On the case is not only the rather depleted MI force, consisting of Mr
Cruise’s Ethan Hunt, the hulking computer genius Luther Stickell (Ving Rhames)
and an Aussie helicopter pilot called Billy Baird (John Polson), but also the
fetching Nyah, who comes into the caper as a former girl-friend of Ambrose.
Having formed a sexual liaison with this allegedly conscience-less thief, Hunt
is forced against his own conscience to appeal to her (fortunately robust)
idealistic side to make her return to this monster, who continues to carry a
torch for her, so that she can lead Hunt’s men to him—with the help of an
implanted homing device tracked by Luther on his trusty laptop. Of course she is
discovered and, in an effort to save Hunt from the terrorists, injects herself
with the virus.

This self-inoculation makes no more sense than that of the Russian scientist,
which begins the film, but it leads to a climax in which there is a race against
time to get the antidote to her, or her to it, before she dies a horrible death.
She, being not of the initiate and therefore of little faith, pleads with Hunt
to kill her swiftly: “I’m infected with chimera; you haven’t got a choice.
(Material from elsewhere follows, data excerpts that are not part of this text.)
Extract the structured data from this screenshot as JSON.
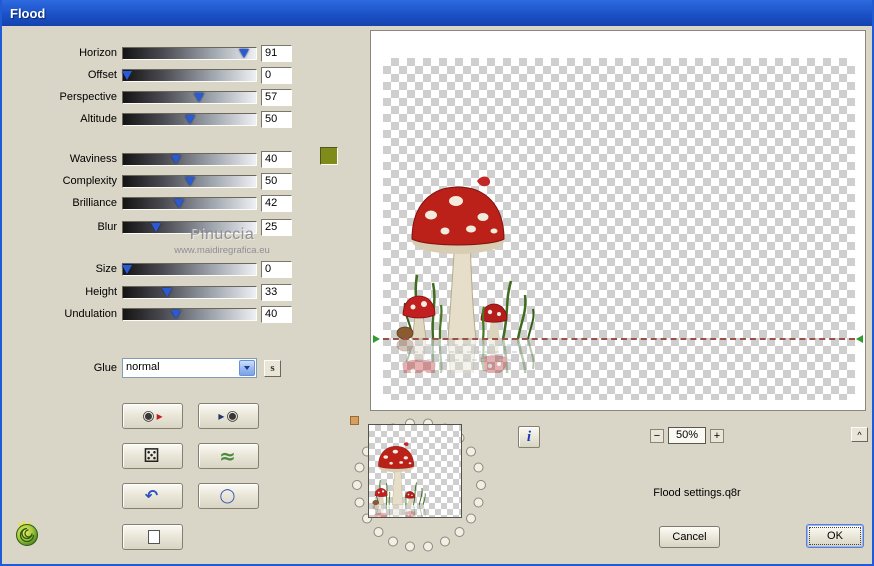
{
  "window": {
    "title": "Flood"
  },
  "colors": {
    "titlebar_blue": "#1f5bd5",
    "dialog_bg": "#d9d5c7",
    "water_swatch": "#7f8c1a",
    "slider_thumb": "#2a5ad4",
    "horizon_line": "#9a5248"
  },
  "sliders": [
    {
      "label": "Horizon",
      "value": 91
    },
    {
      "label": "Offset",
      "value": 0
    },
    {
      "label": "Perspective",
      "value": 57
    },
    {
      "label": "Altitude",
      "value": 50
    },
    {
      "label": "Waviness",
      "value": 40
    },
    {
      "label": "Complexity",
      "value": 50
    },
    {
      "label": "Brilliance",
      "value": 42
    },
    {
      "label": "Blur",
      "value": 25
    },
    {
      "label": "Size",
      "value": 0
    },
    {
      "label": "Height",
      "value": 33
    },
    {
      "label": "Undulation",
      "value": 40
    }
  ],
  "glue": {
    "label": "Glue",
    "value": "normal",
    "cycle_glyph": "s"
  },
  "watermark": {
    "line1": "Pinuccia",
    "line2": "www.maidiregrafica.eu"
  },
  "tool_buttons": [
    {
      "name": "load-preset-disc",
      "a": "◉",
      "b": "▸"
    },
    {
      "name": "save-preset-disc",
      "a": "▸",
      "b": "◉"
    },
    {
      "name": "random-dice",
      "a": "⚄",
      "b": ""
    },
    {
      "name": "waves",
      "a": "≈",
      "b": ""
    },
    {
      "name": "undo",
      "a": "↶",
      "b": ""
    },
    {
      "name": "circle",
      "a": "◯",
      "b": ""
    },
    {
      "name": "copy-pages",
      "a": "",
      "b": ""
    }
  ],
  "icons": {
    "combo_arrow": "chevron-down",
    "logo": "spiral-shell",
    "memory_ring": "dot-ring"
  },
  "preview": {
    "zoom": "50%",
    "zoom_out": "−",
    "zoom_in": "+",
    "info_glyph": "i",
    "caret_glyph": "^",
    "settings_text": "Flood settings.q8r"
  },
  "actions": {
    "cancel": "Cancel",
    "ok": "OK"
  }
}
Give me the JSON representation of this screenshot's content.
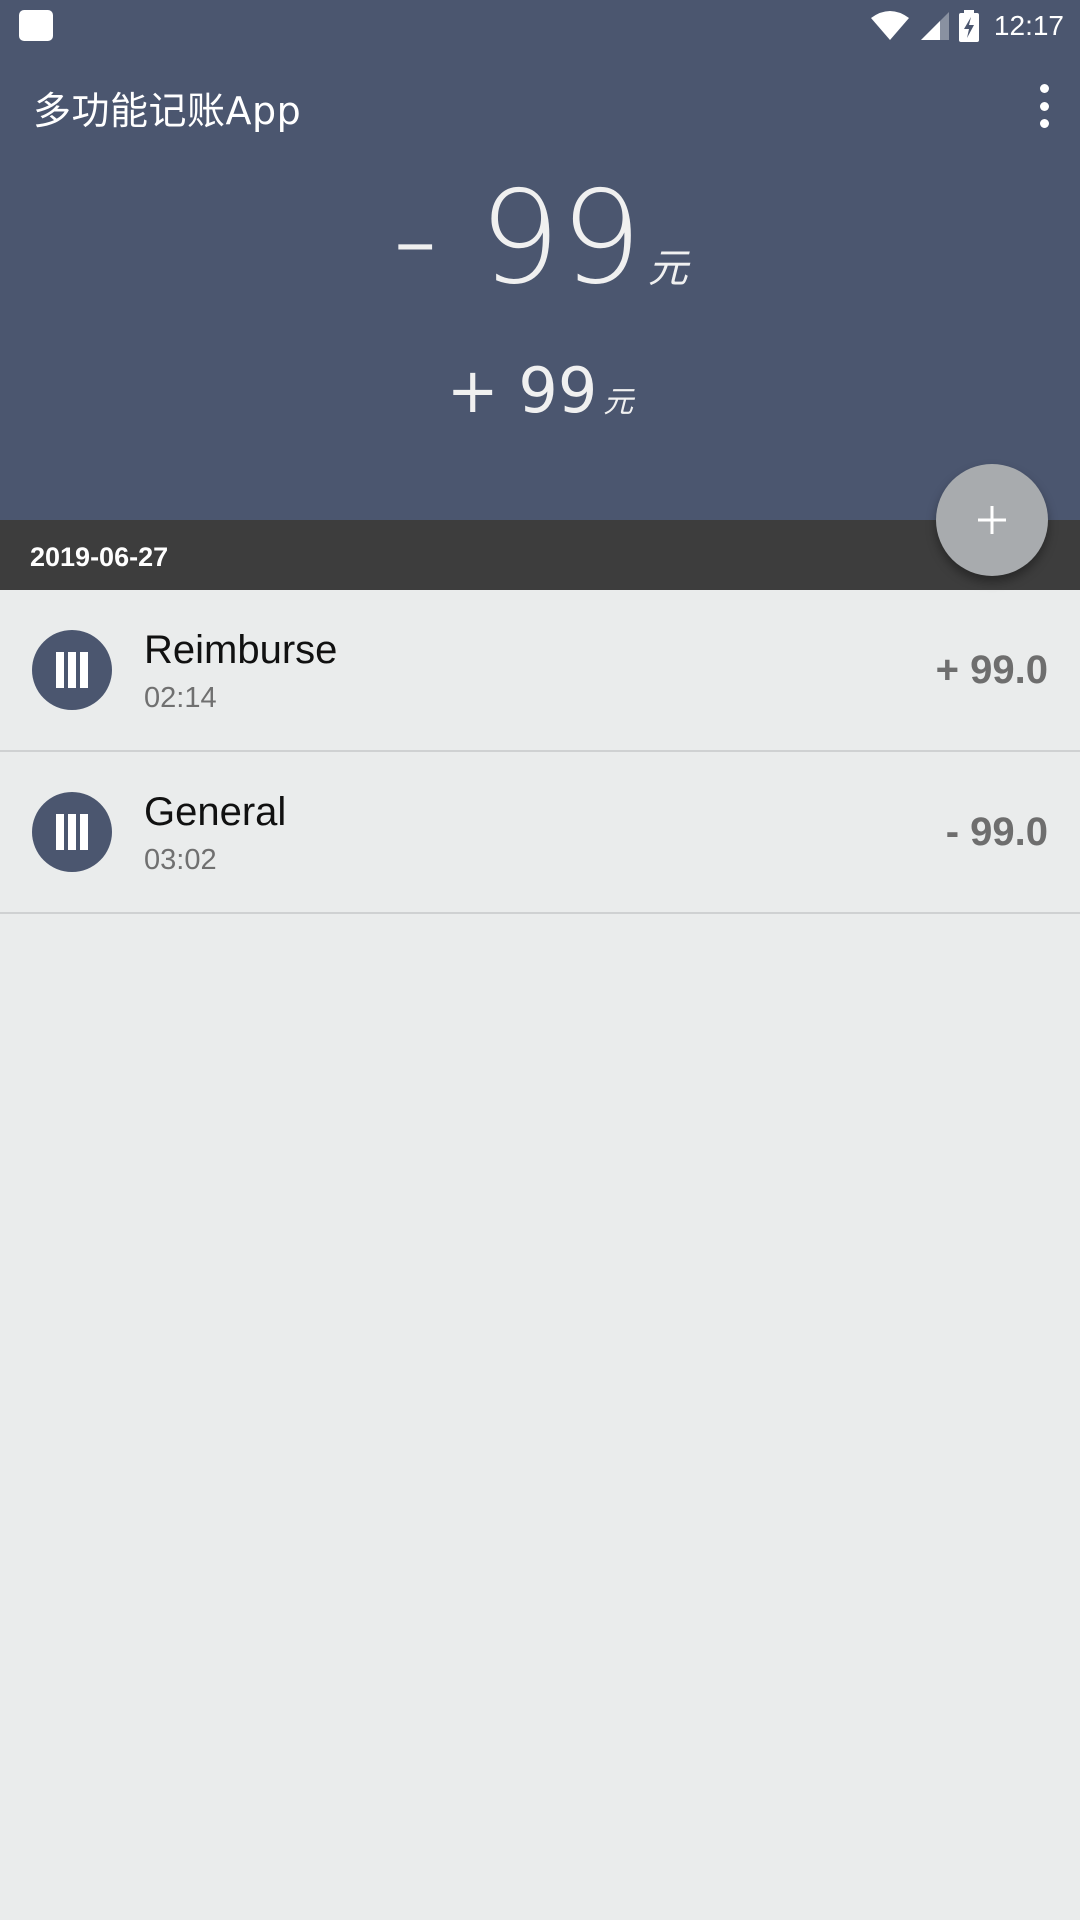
{
  "status_bar": {
    "time": "12:17",
    "icons": [
      "notification-icon",
      "wifi-icon",
      "signal-icon",
      "battery-charging-icon"
    ]
  },
  "app_bar": {
    "title": "多功能记账App",
    "menu_icon": "more-vert-icon"
  },
  "summary": {
    "expense": "- 99",
    "expense_unit": "元",
    "income": "+ 99",
    "income_unit": "元"
  },
  "fab": {
    "icon": "plus-icon"
  },
  "date_header": "2019-06-27",
  "records": [
    {
      "title": "Reimburse",
      "time": "02:14",
      "amount": "+ 99.0",
      "icon": "category-icon"
    },
    {
      "title": "General",
      "time": "03:02",
      "amount": "- 99.0",
      "icon": "category-icon"
    }
  ],
  "colors": {
    "header": "#4b566f",
    "date_bar": "#3d3d3d",
    "background": "#eaecec",
    "fab": "#a8abae"
  }
}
Do
it; do it now!” It is the language of real human drama, which often takes place
in reaction to situations where the characters really haven’t got a choice. But
in the technological romance where anything is possible, there obviously is no
situation of no choice. “We’ve got 20 hours,” says Hunt (typically, the virus’s
point-of-no-return is precisely defined). “I’m not going to lose you.” So, of
course, he doesn’t. As there is never the slightest doubt in our minds that he
will, there can be no charm in the movie’s drama or suspense. Audiences must
flock to it only for the thin pleasure they can take in the fantasy of seeing
all human difficulties magically eradicated by machines.